El Fuerte Oscuro de Kil-Kyron · Capítulo 58

58

—No tanto como creéis —intervino Ícaro Xerxes, con su habitual sagacidad—. Tengo la solución.

—¿En serio? —se sorprendió el jefe de inteligencia—. ¿Cuál es?

—Es muy simple —carraspeó Ícaro Xerxes—. Antes de encantar a vuestras víctimas para cambiar su apariencia a los ojos de sus compañeros, deberéis separar al equipo. Si os aseguráis de que ninguno está a la vista de los demás cuando los hechicéis, no tendrán razones para sospechar que los engendros que se acercan a ellos son sus aliados, y no abominables siervos del Mal.

—Eso… ¡eso es una idea genial! —celebró Pati Zanzorn, juntando las palmas y aplaudiendo con tanto entusiasmo como si tuviera cinco años—. Bien, pues eso es lo que haremos. Antes de encantar a esos benignos mequetrefes, tendréis que aseguraros de que están separados.

—¿Y cómo se supone que vamos a separarlos? —gruñó el ilusionista que había hablado antes—. Esos hombres serán miembros experimentados de los servicios sociales; tendrán muy bien asentados en sus límpidas e inocentes mentes los valores del trabajo en equipo.

—Mmmmh —murmuró Pati Zanzorn—. Sois ilusionistas, ¿no? Seguro que se os ocurre alguna ilusión convincente que los obligue a separarse.
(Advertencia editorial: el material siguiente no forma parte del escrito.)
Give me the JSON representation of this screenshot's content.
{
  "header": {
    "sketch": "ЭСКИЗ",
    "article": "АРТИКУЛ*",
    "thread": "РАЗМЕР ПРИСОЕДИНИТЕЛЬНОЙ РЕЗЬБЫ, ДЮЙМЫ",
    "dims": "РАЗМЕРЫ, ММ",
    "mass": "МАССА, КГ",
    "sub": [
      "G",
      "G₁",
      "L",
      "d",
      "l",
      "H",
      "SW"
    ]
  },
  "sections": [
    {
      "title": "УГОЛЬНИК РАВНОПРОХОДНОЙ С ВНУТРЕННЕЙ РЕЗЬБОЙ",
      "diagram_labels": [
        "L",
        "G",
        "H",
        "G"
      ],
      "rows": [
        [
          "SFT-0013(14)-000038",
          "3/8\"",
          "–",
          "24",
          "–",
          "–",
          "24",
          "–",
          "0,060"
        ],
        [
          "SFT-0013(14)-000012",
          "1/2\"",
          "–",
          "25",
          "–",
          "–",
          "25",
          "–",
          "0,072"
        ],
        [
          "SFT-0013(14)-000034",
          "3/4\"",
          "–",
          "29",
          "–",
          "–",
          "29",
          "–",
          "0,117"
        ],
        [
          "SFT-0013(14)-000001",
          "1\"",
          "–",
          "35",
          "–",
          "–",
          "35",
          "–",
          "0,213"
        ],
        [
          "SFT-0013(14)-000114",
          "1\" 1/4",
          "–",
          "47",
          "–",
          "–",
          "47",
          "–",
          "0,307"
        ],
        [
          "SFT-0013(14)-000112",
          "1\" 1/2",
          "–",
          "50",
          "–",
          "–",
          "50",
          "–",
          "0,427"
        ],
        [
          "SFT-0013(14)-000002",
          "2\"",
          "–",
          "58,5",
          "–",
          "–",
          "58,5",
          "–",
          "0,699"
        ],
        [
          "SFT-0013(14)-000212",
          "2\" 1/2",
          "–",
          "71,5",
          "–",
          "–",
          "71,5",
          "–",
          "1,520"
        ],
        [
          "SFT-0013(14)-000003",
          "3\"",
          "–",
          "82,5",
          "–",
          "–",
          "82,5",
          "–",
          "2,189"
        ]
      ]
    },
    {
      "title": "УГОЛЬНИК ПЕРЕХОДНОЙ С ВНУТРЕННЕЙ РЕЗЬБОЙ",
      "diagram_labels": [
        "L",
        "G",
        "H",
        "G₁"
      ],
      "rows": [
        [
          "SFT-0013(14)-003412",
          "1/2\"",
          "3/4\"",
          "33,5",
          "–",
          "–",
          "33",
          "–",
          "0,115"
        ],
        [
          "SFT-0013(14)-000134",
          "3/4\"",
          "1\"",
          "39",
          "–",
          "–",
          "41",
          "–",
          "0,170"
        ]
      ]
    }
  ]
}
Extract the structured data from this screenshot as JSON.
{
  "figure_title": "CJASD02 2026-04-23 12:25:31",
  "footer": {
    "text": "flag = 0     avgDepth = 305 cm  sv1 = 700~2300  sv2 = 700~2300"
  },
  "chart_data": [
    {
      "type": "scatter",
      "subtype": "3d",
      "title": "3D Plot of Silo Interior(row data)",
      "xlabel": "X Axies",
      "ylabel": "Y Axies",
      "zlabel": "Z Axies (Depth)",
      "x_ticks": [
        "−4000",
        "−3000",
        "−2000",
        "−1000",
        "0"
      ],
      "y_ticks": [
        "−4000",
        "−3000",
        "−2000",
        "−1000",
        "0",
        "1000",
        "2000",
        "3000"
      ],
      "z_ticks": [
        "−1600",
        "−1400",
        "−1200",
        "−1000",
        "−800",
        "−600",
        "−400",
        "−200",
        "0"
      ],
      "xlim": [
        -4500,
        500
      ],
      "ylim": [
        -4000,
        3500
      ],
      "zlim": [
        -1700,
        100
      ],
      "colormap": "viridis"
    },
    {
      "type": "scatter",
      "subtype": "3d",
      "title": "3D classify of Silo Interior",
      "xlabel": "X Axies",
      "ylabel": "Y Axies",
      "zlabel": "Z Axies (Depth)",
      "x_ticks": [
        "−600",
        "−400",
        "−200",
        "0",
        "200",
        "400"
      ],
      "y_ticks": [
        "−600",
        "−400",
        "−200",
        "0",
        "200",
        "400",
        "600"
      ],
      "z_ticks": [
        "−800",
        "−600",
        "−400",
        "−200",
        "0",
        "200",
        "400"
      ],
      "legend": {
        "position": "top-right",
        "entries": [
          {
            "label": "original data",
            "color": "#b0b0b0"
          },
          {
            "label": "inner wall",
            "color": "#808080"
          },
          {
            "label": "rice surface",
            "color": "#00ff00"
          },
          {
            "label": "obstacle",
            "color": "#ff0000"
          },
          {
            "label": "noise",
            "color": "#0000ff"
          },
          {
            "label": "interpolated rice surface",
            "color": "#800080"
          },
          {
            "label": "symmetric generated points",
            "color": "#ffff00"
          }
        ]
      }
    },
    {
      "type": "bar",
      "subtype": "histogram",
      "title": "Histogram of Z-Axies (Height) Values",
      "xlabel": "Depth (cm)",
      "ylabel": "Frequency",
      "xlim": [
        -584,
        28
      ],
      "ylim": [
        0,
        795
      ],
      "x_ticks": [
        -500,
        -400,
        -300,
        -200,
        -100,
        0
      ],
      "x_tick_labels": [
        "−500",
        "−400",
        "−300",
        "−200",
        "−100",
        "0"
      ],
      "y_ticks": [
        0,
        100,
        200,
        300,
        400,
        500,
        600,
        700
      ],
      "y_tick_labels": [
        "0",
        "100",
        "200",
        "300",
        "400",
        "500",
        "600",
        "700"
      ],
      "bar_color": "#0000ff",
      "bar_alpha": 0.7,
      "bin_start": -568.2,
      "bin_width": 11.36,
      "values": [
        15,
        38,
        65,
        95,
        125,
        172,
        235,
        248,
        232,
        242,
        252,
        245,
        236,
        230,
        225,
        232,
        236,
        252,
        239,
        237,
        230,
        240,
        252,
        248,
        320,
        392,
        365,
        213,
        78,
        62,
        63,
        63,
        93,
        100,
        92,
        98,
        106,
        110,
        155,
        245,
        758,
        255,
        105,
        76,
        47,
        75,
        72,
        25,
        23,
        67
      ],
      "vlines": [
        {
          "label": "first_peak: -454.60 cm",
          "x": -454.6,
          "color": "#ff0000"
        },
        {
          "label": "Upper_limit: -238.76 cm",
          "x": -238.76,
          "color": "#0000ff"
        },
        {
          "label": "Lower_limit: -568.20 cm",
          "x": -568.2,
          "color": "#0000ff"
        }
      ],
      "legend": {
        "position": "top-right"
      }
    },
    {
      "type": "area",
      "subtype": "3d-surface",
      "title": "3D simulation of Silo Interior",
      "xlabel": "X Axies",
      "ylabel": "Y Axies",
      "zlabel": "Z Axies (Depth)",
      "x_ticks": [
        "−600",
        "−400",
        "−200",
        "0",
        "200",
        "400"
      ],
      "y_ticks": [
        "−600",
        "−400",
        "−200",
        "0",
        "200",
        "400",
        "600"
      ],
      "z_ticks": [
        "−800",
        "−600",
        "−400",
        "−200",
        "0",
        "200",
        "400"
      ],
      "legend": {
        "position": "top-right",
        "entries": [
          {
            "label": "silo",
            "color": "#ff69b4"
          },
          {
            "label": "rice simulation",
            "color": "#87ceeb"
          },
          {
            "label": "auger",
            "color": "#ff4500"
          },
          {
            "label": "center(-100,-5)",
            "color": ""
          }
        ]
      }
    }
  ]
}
Esa vaga respuesta no satisfizo demasiado al grupo de magos, pero tuvieron que conformarse con eso. Mientras tanto, Ícaro Xerxes, que ya había soltado su perla de sabiduría, decidió que era el momento de retirarse.

—Como veo que aquí ya no hago falta —dijo—, os dejaré con los detalles organizativos y me marcharé a ayudar a otra parte.

—Claro, claro —accedió el jefe de inteligencia, mientras volvía a consultar frenéticamente sus documentos, en busca de a saber qué. Ícaro Xerxes hizo una maligna reverencia y echó a andar colina arriba. Tras él fue el camaleorro, el antiguo perro de Marinina, que ahora lo seguía a todas partes y parecía haberse convertido en un animal tan maligno como uno podía desear; aunque Ícaro Xerxes, que como buen siervo del Mal era rencoroso y desconfiado, seguía sin fiarse demasiado de él. Llegó a una de las atalayas de vigilancia que se encontraban en la zona de Golinas, y decidió comprobar que todo iba bien (esto es, mal) por allí también.

—¡Ah de la torre! —gritó, despertando bruscamente a los dos soldados malignos que dormitaban en lo alto de la precaria construcción de madera y cañas—. ¿Qué hay de nuevo por aquí?

Los soldados tardaron un momento en regresar del país de los sueños; pero unos segundos después uno contestó confusamente:

—¡Todo en orden! No hay novedad.

—¿Seguro? —insistió Ícaro Xerxes, y para asegurarse empezó a subir la escalera que llevaba a lo alto de la atalaya.

Los vigías parecieron ponerse un poco nerviosos; pero, cuando Ícaro Xerxes llegó a su nivel, no les hizo ni el más remoto caso. Se dirigió directamente a la baranda de la torre, y oteó el horizonte.

—¿Qué es esto? —exclamó, y señaló hacia la lejanía—. ¡Los ejércitos del Bien ya se acercan!